投稿小説が全て無料で読める書けるPiPi's World

†マリア†
【悲恋 恋愛小説】

†マリア†の最初へ †マリア† 1 †マリア† 3 †マリア†の最後へ

†マリア† act.1-2

今日も来てしまった。俺なんてとうの昔からマリア様なんかじゃなく、彼女のためにあの少年時代から来てたのに。この教会が寂びれようとも、壊れようとも。
「こんにちわ!」
後ろで声がする。彼女だ。
「こんにちわ。今日もやっぱり来たんだ?」
「えぇ、貴方に逢いに。貴方は何しに来たの?」
「俺も。俺もずっと前から貴女に逢うことだけを考えてた。マリア様になんか逢う為じゃない。貴方の為だ。」
「そうね、私もよ。私もずっと昔から貴方の為にこの教会に来てた。
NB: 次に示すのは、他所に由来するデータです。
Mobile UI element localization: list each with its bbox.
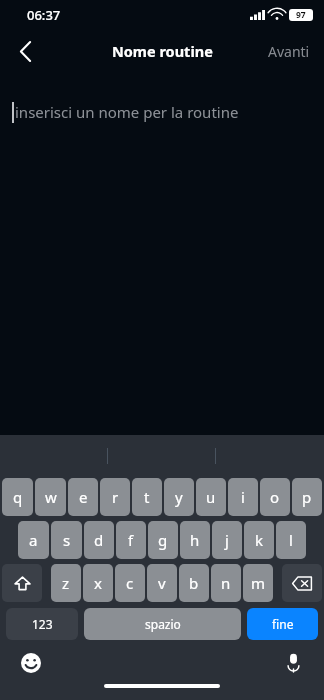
- staticText: f: [128, 530, 134, 550]
- button[interactable]: n: [211, 564, 241, 602]
- staticText: g: [158, 530, 168, 550]
- button[interactable]: m: [243, 564, 273, 602]
- button[interactable]: k: [244, 521, 274, 559]
- button[interactable]: e: [68, 478, 98, 516]
- staticText: 97: [296, 9, 306, 21]
- staticText: o: [270, 487, 280, 507]
- staticText: c: [126, 573, 134, 593]
- staticText: s: [63, 530, 71, 550]
- button[interactable]: v: [147, 564, 177, 602]
- staticText: l: [289, 530, 293, 550]
- button[interactable]: u: [196, 478, 226, 516]
- staticText: u: [206, 487, 216, 507]
- staticText: spazio: [145, 616, 181, 632]
- staticText: 06:37: [27, 6, 61, 24]
- staticText: inserisci un nome per la routine: [15, 102, 239, 122]
- button[interactable]: s: [51, 521, 82, 559]
- button[interactable]: d: [84, 521, 114, 559]
- button[interactable]: b: [179, 564, 209, 602]
- button[interactable]: 123: [6, 608, 78, 640]
- staticText: y: [175, 487, 183, 507]
- staticText: b: [189, 573, 199, 593]
- staticText: d: [94, 530, 104, 550]
- button[interactable]: q: [2, 478, 33, 516]
- button[interactable]: g: [148, 521, 178, 559]
- button[interactable]: Dettatura: [278, 648, 308, 678]
- staticText: h: [190, 530, 200, 550]
- button[interactable]: Emoji: [16, 648, 46, 678]
- staticText: z: [62, 573, 70, 593]
- staticText: n: [221, 573, 231, 593]
- button[interactable]: w: [35, 478, 66, 516]
- staticText: a: [29, 530, 38, 550]
- button[interactable]: Cancella: [282, 564, 322, 602]
- button[interactable]: l: [276, 521, 306, 559]
- staticText: j: [225, 530, 229, 550]
- staticText: m: [251, 573, 266, 593]
- button[interactable]: z: [51, 564, 81, 602]
- staticText: e: [79, 487, 88, 507]
- button[interactable]: i: [228, 478, 258, 516]
- button[interactable]: c: [115, 564, 145, 602]
- button[interactable]: Maiuscole: [2, 564, 42, 602]
- button[interactable]: t: [132, 478, 162, 516]
- staticText: 123: [32, 616, 53, 632]
- button[interactable]: fine: [247, 608, 318, 640]
- button[interactable]: x: [83, 564, 113, 602]
- button[interactable]: Avanti: [262, 34, 316, 69]
- staticText: v: [158, 573, 166, 593]
- staticText: w: [45, 487, 57, 507]
- button[interactable]: o: [260, 478, 290, 516]
- button[interactable]: h: [180, 521, 210, 559]
- staticText: q: [13, 487, 23, 507]
- button[interactable]: p: [292, 478, 322, 516]
- button[interactable]: spazio: [84, 608, 241, 640]
- button[interactable]: y: [164, 478, 194, 516]
- staticText: k: [255, 530, 264, 550]
- staticText: i: [241, 487, 245, 507]
- button[interactable]: j: [212, 521, 242, 559]
- staticText: p: [302, 487, 312, 507]
- staticText: Avanti: [268, 42, 310, 61]
- button[interactable]: r: [100, 478, 130, 516]
- staticText: t: [144, 487, 150, 507]
- staticText: fine: [272, 616, 294, 632]
- staticText: r: [112, 487, 119, 507]
- staticText: Nome routine: [112, 41, 213, 61]
- staticText: x: [94, 573, 102, 593]
- button[interactable]: a: [18, 521, 49, 559]
- button[interactable]: Indietro: [6, 32, 44, 70]
- button[interactable]: f: [116, 521, 146, 559]
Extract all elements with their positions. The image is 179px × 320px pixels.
でも私達はマリア様の子にしては悪い子よ?マリア様に背いているんだもの。マリア様の前で恋人同士がキスしたら罰が下るって知ってる?」
彼女は大きな瞳をくるくるさせながら言った。
「知らない…」
「そう…でも私達はもう知っちゃったんだから。マリア様の腕よりももっともっと甘くて気持ちいいけどとげのある腕。」
彼女はクスッと笑う。
「そうだね――…俺達は罰を受けるかもね。でも俺はあの像のマリア様よりも…罰を受けてもいいから…とげが痛くてもいいから目の前に居る茉里亜様の方がいいな。」
そういうと俺は彼女を抱き締めた。そしてキスをした。俺達はマリア様の前で。俺達は有罪…――マリア様の罰が下る。